The Force That is Preventing You From Doing Your Best Work
Imagine trying to use a computer from the 1980s — or even the 1990s — to do your work today. Or imagine trying to use the first generation iPhone to do what you do with your iPhone today.
If you’re anything like me, you’d pull your hair out in frustration. The machine wouldn’t be able to handle it.
Now consider the human body. We are composed of trillions of cells, which refresh every day. Our hardware is designed to keep pace with modern demands.
Our challenge is with the operating system — aka the central nervous system.
The Operating System for The Body and Mind
The nervous system is the control center of the human body. It dictates our physical, mental, emotional, and spiritual responses to external and internal stimuli. The problem is that this system is ancient. It was created in a time when simply being alive was a risky endeavor.
We are wired to look for problems, to scan for danger, and to react to perceived danger.
In the face of perceived danger, the nervous system cues the body to go into fight, flight, or freeze mode.
We often think of fight-flight-freeze as a physical response. But it isn’t only physical.
Fight: Some people tend to attack with fists or weapons. Others attack with words or tone of voice.
Flight: Sometimes we physically run away. We may defer or procrastinate on projects. Or we escape into work, food, alcohol, sex, social media, or other compulsions.
Freeze: We may stand in one spot, physically unable to move. We may go into a mental spin of overwhelm or confusion, the equivalent of the spinning beachball on the Mac — which happens for the same reason. Perhaps we might crash and emotionally or mentally shut down — like an app that folds under the weight of too much processing. Or we might “freeze out” other people because we fear that we will get hurt if we allow them to get too close.
Each of us has our preferred responses to stressors and triggers.
These responses are habits.
And these habits block us from fully activating our creativity and productivity, engaging in constructive, meaningful relationships, and pursuing a life of meaning and purpose.
Our Operating System Doesn’t Keep Pace
In ancient times, if you bumped up against something during the day, that thing was likely a predator that would eat you alive. Your nervous system developed habits to protect you. In my daily life, I get bumped into multiple times a day: on the streets and subways of NYC. Rarely is this a threat to my life. The nervous system doesn’t know the difference.
Even if you’re not a city-dweller, your nervous system is often under attack. Just as the body responds to the nervous system, the nervous system responds to the body. Whether it’s “hustling,” racing to meet deadlines, consuming too much information, or life changes, every day we take actions that communicate to our ancient operating system that we are in danger.
Why This Matters
Lest you think this is just some spiritual talk that doesn’t relate to productivity, here’s why this matters:
Safety is the number one priority for the body, mind, and spirit. When the nervous system perceives that it is in danger, it directs all available resources to get out of danger. The resources get used for fight-flight-freeze instead of for processing new information, nurturing connections, articulating ideas, creative thinking, and the other work that we desire to do.

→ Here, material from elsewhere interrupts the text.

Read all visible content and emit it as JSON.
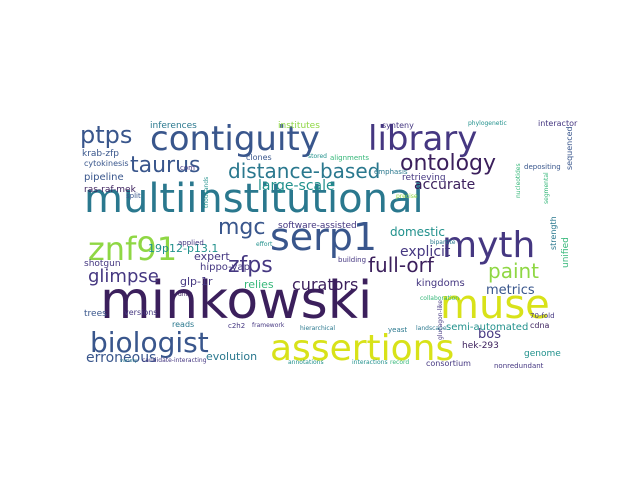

We are working with an old operating system that treats many things as danger when they aren’t really putting us at risk. That perceived danger diverts resources to creating safety, leaving us without the resources we need to create our work.
We Can Update Our Operating Systems
The good news is that we can update our operating system. The bad news is that unlike your iPhone, the body’s operating system doesn’t get updated automatically.
Updating the operating system is a manual effort. To update the operating system, we must break the habits of fight-flight-freeze. These are stubborn, engrained, habits that don’t disappear easily. Our task is to break these habits.
This is not optional. This is foundational. It is the work that supports the work.
Just like you would update the operating system on your phone or computer, you must update the operating system that runs your body, mind, emotions, and spirit.